Vous avez par contre trouvé des résultats intéressants sur la vapeur d’eau. Pouvez-vous nous en dire plus ? 

F. M. : Nous avons eu la chance de commencer les mesures 2 mois avant la tempête de poussière planétaire et ainsi voir son impact sur la distribution verticale de la vapeur d’eau et celle de son isotope. Lorsqu’il y a beaucoup de poussière dans l’atmosphère, le thermomètre sur Mars augmente de plusieurs dizaines de degrés.
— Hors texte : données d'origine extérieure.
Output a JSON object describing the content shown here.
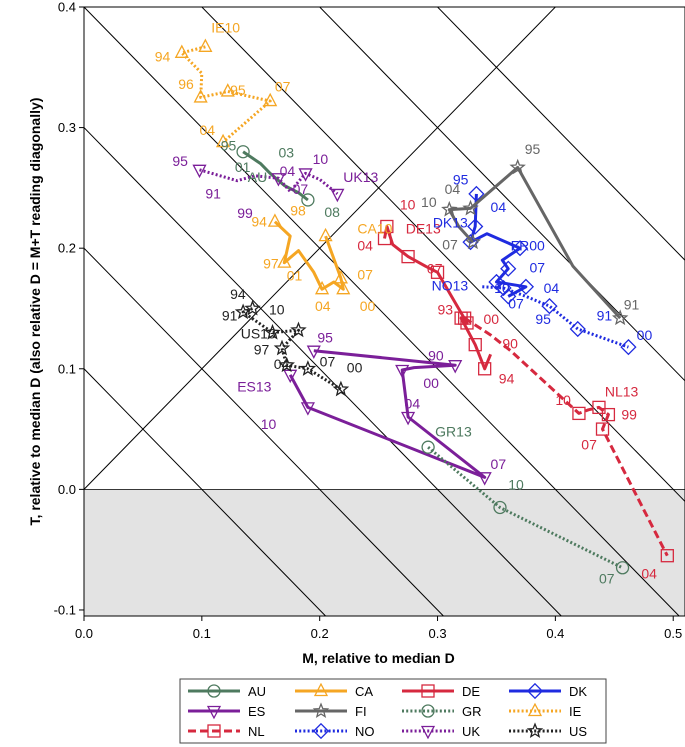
{
  "chart_data": {
    "type": "line",
    "title": "",
    "xlabel": "M, relative to median D",
    "ylabel": "T, relative to median D (also relative D = M+T reading diagonally)",
    "xlim": [
      0.0,
      0.51
    ],
    "ylim": [
      -0.105,
      0.4
    ],
    "xticks": [
      "0.0",
      "0.1",
      "0.2",
      "0.3",
      "0.4",
      "0.5"
    ],
    "yticks": [
      "-0.1",
      "0.0",
      "0.1",
      "0.2",
      "0.3",
      "0.4"
    ],
    "diagonals_M_plus_T": [
      0.1,
      0.2,
      0.3,
      0.4,
      0.5,
      0.6,
      0.7
    ],
    "shaded_region": "T < 0",
    "legend_position": "bottom, 6 columns",
    "series": [
      {
        "name": "AU",
        "color": "#4e7a5f",
        "dash": "solid",
        "marker": "circle",
        "points": [
          {
            "label": "95",
            "x": 0.135,
            "y": 0.28
          },
          {
            "label": "",
            "x": 0.15,
            "y": 0.27
          },
          {
            "label": "",
            "x": 0.158,
            "y": 0.262
          },
          {
            "label": "",
            "x": 0.17,
            "y": 0.252
          },
          {
            "label": "",
            "x": 0.182,
            "y": 0.246
          },
          {
            "label": "08",
            "x": 0.19,
            "y": 0.24
          }
        ],
        "point_labels": [
          {
            "text": "95",
            "x": 0.116,
            "y": 0.281
          },
          {
            "text": "03",
            "x": 0.165,
            "y": 0.275
          },
          {
            "text": "01",
            "x": 0.128,
            "y": 0.263
          },
          {
            "text": "AU",
            "x": 0.139,
            "y": 0.255
          },
          {
            "text": "08",
            "x": 0.204,
            "y": 0.226
          }
        ]
      },
      {
        "name": "CA",
        "color": "#f5a623",
        "dash": "solid",
        "marker": "triangle",
        "points": [
          {
            "label": "94",
            "x": 0.162,
            "y": 0.222
          },
          {
            "label": "",
            "x": 0.175,
            "y": 0.21
          },
          {
            "label": "97",
            "x": 0.17,
            "y": 0.188
          },
          {
            "label": "",
            "x": 0.182,
            "y": 0.198
          },
          {
            "label": "",
            "x": 0.195,
            "y": 0.18
          },
          {
            "label": "04",
            "x": 0.202,
            "y": 0.166
          },
          {
            "label": "",
            "x": 0.212,
            "y": 0.172
          },
          {
            "label": "00",
            "x": 0.22,
            "y": 0.166
          },
          {
            "label": "07",
            "x": 0.218,
            "y": 0.175
          },
          {
            "label": "CA10",
            "x": 0.205,
            "y": 0.21
          }
        ],
        "point_labels": [
          {
            "text": "94",
            "x": 0.142,
            "y": 0.218
          },
          {
            "text": "98",
            "x": 0.175,
            "y": 0.227
          },
          {
            "text": "97",
            "x": 0.152,
            "y": 0.183
          },
          {
            "text": "01",
            "x": 0.172,
            "y": 0.173
          },
          {
            "text": "04",
            "x": 0.196,
            "y": 0.148
          },
          {
            "text": "00",
            "x": 0.234,
            "y": 0.148
          },
          {
            "text": "07",
            "x": 0.232,
            "y": 0.174
          },
          {
            "text": "CA10",
            "x": 0.232,
            "y": 0.212
          }
        ]
      },
      {
        "name": "DE",
        "color": "#d6293f",
        "dash": "solid",
        "marker": "square",
        "points": [
          {
            "label": "04",
            "x": 0.255,
            "y": 0.208
          },
          {
            "label": "DE13",
            "x": 0.257,
            "y": 0.218
          },
          {
            "label": "",
            "x": 0.262,
            "y": 0.203
          },
          {
            "label": "07",
            "x": 0.275,
            "y": 0.193
          },
          {
            "label": "",
            "x": 0.29,
            "y": 0.185
          },
          {
            "label": "10",
            "x": 0.3,
            "y": 0.18
          },
          {
            "label": "00",
            "x": 0.325,
            "y": 0.138
          },
          {
            "label": "93",
            "x": 0.32,
            "y": 0.142
          },
          {
            "label": "90",
            "x": 0.332,
            "y": 0.12
          },
          {
            "label": "94",
            "x": 0.34,
            "y": 0.1
          },
          {
            "label": "",
            "x": 0.345,
            "y": 0.112
          }
        ],
        "point_labels": [
          {
            "text": "10",
            "x": 0.268,
            "y": 0.232
          },
          {
            "text": "DE13",
            "x": 0.273,
            "y": 0.212
          },
          {
            "text": "04",
            "x": 0.232,
            "y": 0.198
          },
          {
            "text": "07",
            "x": 0.291,
            "y": 0.179
          },
          {
            "text": "93",
            "x": 0.3,
            "y": 0.145
          },
          {
            "text": "00",
            "x": 0.339,
            "y": 0.137
          },
          {
            "text": "90",
            "x": 0.355,
            "y": 0.117
          },
          {
            "text": "94",
            "x": 0.352,
            "y": 0.088
          }
        ]
      },
      {
        "name": "DK",
        "color": "#1f2be0",
        "dash": "solid",
        "marker": "diamond",
        "points": [
          {
            "label": "95",
            "x": 0.333,
            "y": 0.245
          },
          {
            "label": "DK13",
            "x": 0.332,
            "y": 0.218
          },
          {
            "label": "04",
            "x": 0.328,
            "y": 0.205
          },
          {
            "label": "",
            "x": 0.342,
            "y": 0.212
          },
          {
            "label": "FR00",
            "x": 0.37,
            "y": 0.2
          },
          {
            "label": "",
            "x": 0.355,
            "y": 0.19
          },
          {
            "label": "07",
            "x": 0.36,
            "y": 0.183
          },
          {
            "label": "NO13",
            "x": 0.35,
            "y": 0.172
          },
          {
            "label": "04",
            "x": 0.375,
            "y": 0.168
          },
          {
            "label": "07",
            "x": 0.36,
            "y": 0.16
          }
        ],
        "point_labels": [
          {
            "text": "95",
            "x": 0.313,
            "y": 0.253
          },
          {
            "text": "04",
            "x": 0.345,
            "y": 0.23
          },
          {
            "text": "DK13",
            "x": 0.296,
            "y": 0.217
          },
          {
            "text": "FR00",
            "x": 0.362,
            "y": 0.198
          },
          {
            "text": "07",
            "x": 0.378,
            "y": 0.18
          },
          {
            "text": "04",
            "x": 0.39,
            "y": 0.163
          },
          {
            "text": "07",
            "x": 0.36,
            "y": 0.15
          },
          {
            "text": "NO13",
            "x": 0.295,
            "y": 0.165
          }
        ]
      },
      {
        "name": "ES",
        "color": "#7b1f99",
        "dash": "solid",
        "marker": "triangle-down",
        "points": [
          {
            "label": "95",
            "x": 0.195,
            "y": 0.115
          },
          {
            "label": "90",
            "x": 0.315,
            "y": 0.103
          },
          {
            "label": "",
            "x": 0.28,
            "y": 0.101
          },
          {
            "label": "00",
            "x": 0.27,
            "y": 0.099
          },
          {
            "label": "04",
            "x": 0.275,
            "y": 0.06
          },
          {
            "label": "07",
            "x": 0.34,
            "y": 0.01
          },
          {
            "label": "10",
            "x": 0.19,
            "y": 0.068
          },
          {
            "label": "ES13",
            "x": 0.175,
            "y": 0.095
          }
        ],
        "point_labels": [
          {
            "text": "95",
            "x": 0.198,
            "y": 0.122
          },
          {
            "text": "90",
            "x": 0.292,
            "y": 0.107
          },
          {
            "text": "00",
            "x": 0.288,
            "y": 0.084
          },
          {
            "text": "04",
            "x": 0.272,
            "y": 0.067
          },
          {
            "text": "07",
            "x": 0.345,
            "y": 0.017
          },
          {
            "text": "10",
            "x": 0.15,
            "y": 0.05
          },
          {
            "text": "ES13",
            "x": 0.13,
            "y": 0.081
          }
        ]
      },
      {
        "name": "FI",
        "color": "#666666",
        "dash": "solid",
        "marker": "star",
        "points": [
          {
            "label": "91",
            "x": 0.455,
            "y": 0.142
          },
          {
            "label": "",
            "x": 0.415,
            "y": 0.185
          },
          {
            "label": "95",
            "x": 0.368,
            "y": 0.267
          },
          {
            "label": "04",
            "x": 0.328,
            "y": 0.233
          },
          {
            "label": "10",
            "x": 0.31,
            "y": 0.232
          },
          {
            "label": "",
            "x": 0.318,
            "y": 0.218
          },
          {
            "label": "07",
            "x": 0.33,
            "y": 0.205
          }
        ],
        "point_labels": [
          {
            "text": "95",
            "x": 0.374,
            "y": 0.278
          },
          {
            "text": "10",
            "x": 0.286,
            "y": 0.234
          },
          {
            "text": "04",
            "x": 0.306,
            "y": 0.245
          },
          {
            "text": "07",
            "x": 0.304,
            "y": 0.199
          },
          {
            "text": "91",
            "x": 0.458,
            "y": 0.149
          }
        ]
      },
      {
        "name": "GR",
        "color": "#4e7a5f",
        "dash": "dotted",
        "marker": "circle",
        "points": [
          {
            "label": "GR13",
            "x": 0.292,
            "y": 0.035
          },
          {
            "label": "10",
            "x": 0.353,
            "y": -0.015
          },
          {
            "label": "07",
            "x": 0.457,
            "y": -0.065
          }
        ],
        "point_labels": [
          {
            "text": "GR13",
            "x": 0.298,
            "y": 0.044
          },
          {
            "text": "10",
            "x": 0.36,
            "y": 0.0
          },
          {
            "text": "07",
            "x": 0.437,
            "y": -0.078
          }
        ]
      },
      {
        "name": "IE",
        "color": "#f5a623",
        "dash": "dotted",
        "marker": "triangle",
        "points": [
          {
            "label": "IE10",
            "x": 0.103,
            "y": 0.367
          },
          {
            "label": "94",
            "x": 0.083,
            "y": 0.362
          },
          {
            "label": "",
            "x": 0.1,
            "y": 0.345
          },
          {
            "label": "96",
            "x": 0.099,
            "y": 0.325
          },
          {
            "label": "",
            "x": 0.113,
            "y": 0.328
          },
          {
            "label": "95",
            "x": 0.122,
            "y": 0.33
          },
          {
            "label": "07",
            "x": 0.158,
            "y": 0.322
          },
          {
            "label": "04",
            "x": 0.118,
            "y": 0.288
          }
        ],
        "point_labels": [
          {
            "text": "IE10",
            "x": 0.108,
            "y": 0.379
          },
          {
            "text": "94",
            "x": 0.06,
            "y": 0.355
          },
          {
            "text": "96",
            "x": 0.08,
            "y": 0.332
          },
          {
            "text": "95",
            "x": 0.124,
            "y": 0.327
          },
          {
            "text": "07",
            "x": 0.162,
            "y": 0.33
          },
          {
            "text": "04",
            "x": 0.098,
            "y": 0.294
          }
        ]
      },
      {
        "name": "NL",
        "color": "#d6293f",
        "dash": "dashed",
        "marker": "square",
        "points": [
          {
            "label": "93",
            "x": 0.323,
            "y": 0.142
          },
          {
            "label": "",
            "x": 0.345,
            "y": 0.128
          },
          {
            "label": "",
            "x": 0.362,
            "y": 0.115
          },
          {
            "label": "10",
            "x": 0.42,
            "y": 0.063
          },
          {
            "label": "",
            "x": 0.428,
            "y": 0.066
          },
          {
            "label": "NL13",
            "x": 0.437,
            "y": 0.068
          },
          {
            "label": "99",
            "x": 0.445,
            "y": 0.062
          },
          {
            "label": "07",
            "x": 0.44,
            "y": 0.05
          },
          {
            "label": "04",
            "x": 0.495,
            "y": -0.055
          }
        ],
        "point_labels": [
          {
            "text": "10",
            "x": 0.4,
            "y": 0.07
          },
          {
            "text": "NL13",
            "x": 0.442,
            "y": 0.077
          },
          {
            "text": "99",
            "x": 0.456,
            "y": 0.058
          },
          {
            "text": "07",
            "x": 0.422,
            "y": 0.033
          },
          {
            "text": "04",
            "x": 0.473,
            "y": -0.074
          }
        ]
      },
      {
        "name": "NO",
        "color": "#1f2be0",
        "dash": "dotted",
        "marker": "diamond",
        "points": [
          {
            "label": "",
            "x": 0.338,
            "y": 0.168
          },
          {
            "label": "10",
            "x": 0.356,
            "y": 0.167
          },
          {
            "label": "",
            "x": 0.375,
            "y": 0.16
          },
          {
            "label": "95",
            "x": 0.395,
            "y": 0.152
          },
          {
            "label": "91",
            "x": 0.419,
            "y": 0.133
          },
          {
            "label": "00",
            "x": 0.462,
            "y": 0.118
          }
        ],
        "point_labels": [
          {
            "text": "10",
            "x": 0.348,
            "y": 0.163
          },
          {
            "text": "95",
            "x": 0.383,
            "y": 0.137
          },
          {
            "text": "91",
            "x": 0.435,
            "y": 0.14
          },
          {
            "text": "00",
            "x": 0.469,
            "y": 0.124
          }
        ]
      },
      {
        "name": "UK",
        "color": "#7b1f99",
        "dash": "dotted",
        "marker": "triangle-down",
        "points": [
          {
            "label": "95",
            "x": 0.098,
            "y": 0.265
          },
          {
            "label": "",
            "x": 0.13,
            "y": 0.256
          },
          {
            "label": "",
            "x": 0.145,
            "y": 0.26
          },
          {
            "label": "04",
            "x": 0.165,
            "y": 0.258
          },
          {
            "label": "",
            "x": 0.175,
            "y": 0.247
          },
          {
            "label": "10",
            "x": 0.188,
            "y": 0.262
          },
          {
            "label": "",
            "x": 0.2,
            "y": 0.257
          },
          {
            "label": "UK13",
            "x": 0.215,
            "y": 0.245
          }
        ],
        "point_labels": [
          {
            "text": "95",
            "x": 0.075,
            "y": 0.268
          },
          {
            "text": "91",
            "x": 0.103,
            "y": 0.241
          },
          {
            "text": "99",
            "x": 0.13,
            "y": 0.225
          },
          {
            "text": "04",
            "x": 0.166,
            "y": 0.26
          },
          {
            "text": "07",
            "x": 0.177,
            "y": 0.245
          },
          {
            "text": "10",
            "x": 0.194,
            "y": 0.27
          },
          {
            "text": "UK13",
            "x": 0.22,
            "y": 0.255
          }
        ]
      },
      {
        "name": "US",
        "color": "#222222",
        "dash": "dotted",
        "marker": "star",
        "points": [
          {
            "label": "94",
            "x": 0.143,
            "y": 0.15
          },
          {
            "label": "91",
            "x": 0.135,
            "y": 0.147
          },
          {
            "label": "US13",
            "x": 0.16,
            "y": 0.13
          },
          {
            "label": "10",
            "x": 0.182,
            "y": 0.132
          },
          {
            "label": "97",
            "x": 0.168,
            "y": 0.117
          },
          {
            "label": "04",
            "x": 0.172,
            "y": 0.103
          },
          {
            "label": "07",
            "x": 0.19,
            "y": 0.1
          },
          {
            "label": "00",
            "x": 0.218,
            "y": 0.083
          }
        ],
        "point_labels": [
          {
            "text": "94",
            "x": 0.124,
            "y": 0.158
          },
          {
            "text": "91",
            "x": 0.117,
            "y": 0.14
          },
          {
            "text": "10",
            "x": 0.157,
            "y": 0.145
          },
          {
            "text": "US13",
            "x": 0.133,
            "y": 0.125
          },
          {
            "text": "97",
            "x": 0.144,
            "y": 0.112
          },
          {
            "text": "04",
            "x": 0.161,
            "y": 0.1
          },
          {
            "text": "07",
            "x": 0.2,
            "y": 0.102
          },
          {
            "text": "00",
            "x": 0.223,
            "y": 0.097
          }
        ]
      }
    ]
  }
}
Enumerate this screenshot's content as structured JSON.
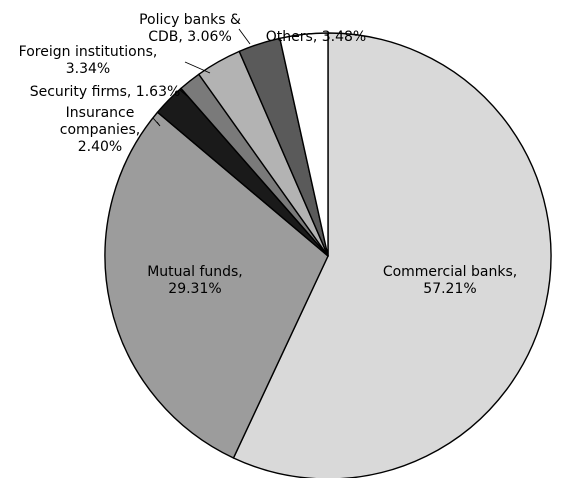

La vapeur d’eau monte alors en altitude et cela pour 2 raisons : (1) quand l’atmosphère est plus chaude, sa capacité à retenir de la vapeur d’eau est plus grande et (2) les phénomènes de circulation atmosphérique (en somme, les vents martiens) sont amplifiés, permettant aux cellules qui la composent de s’étirer beaucoup plus haut en altitude, emportant avec elles la vapeur d’eau. Ces résultats constituent une avancée considérable pour retracer l’histoire de l’eau sur Mars. 

Comment cela ? 

F. M. : Nos résultats apportent des informations importantes pour expliquer comment l’eau s’est échappée et s’échappe encore de Mars. Quand la vapeur d’eau est confinée dans les basses couches de l’atmosphère, sous 30 km d’altitude environ, elle est protégée des effets des rayons ultra-violets. Par contre, quand elle monte plus haut, les rayons UV ne sont plus assez filtrés par le dioxyde de carbone et vont la dissocier en atomes d’hydrogène et oxygène. L’hydrogène, très léger, est alors capable de se propager encore plus haut jusqu’à atteindre la limite au-delà de laquelle la gravité martienne ne le retient plus. Cela explique la fuite significative d’atomes d’hydrogène dans l’espace lors des tempêtes de poussières martiennes. Mais cette fuite est sélective. L’isotope semi-lourd de la vapeur d’eau, HDO, qui comporte un atome de deutérium à la place d’un atome d’hydrogène, est en effet moins affecté par l’échappement car l’atome de deutérium qu’il comporte a beaucoup plus de mal à se propager verticalement, étant plus lourd que l’hydrogène, ce qui rend HDO plus captif de l’atmosphère martienne. Sur Mars, il y a un excès d’eau deutérée (appelée aussi eau semi-lourde) qui est 5 à 6 fois plus concentrée que celle des océans terrestres. Si l’on suppose que la Terre et Mars ont démarré avec les mêmes proportions d’eau deutérée, cela implique nécessairement que Mars possédait au moins 5 à 6 fois plus d’eau par le passé. Actuellement, si l’on faisait fondre les grands glaciers martiens, une couche épaisse de 10 à 20 m d’eau pourrait recouvrir Mars. Alors qu’il y a plusieurs milliards d’années, cette couche faisait plus de 100 mètres, peut-être plus encore. Mais cette estimation dépend de notre compréhension des phénomènes qui retiennent l’eau deutérée par rapport à l’eau standard, ce que TGO va nous permettre d’éclaircir.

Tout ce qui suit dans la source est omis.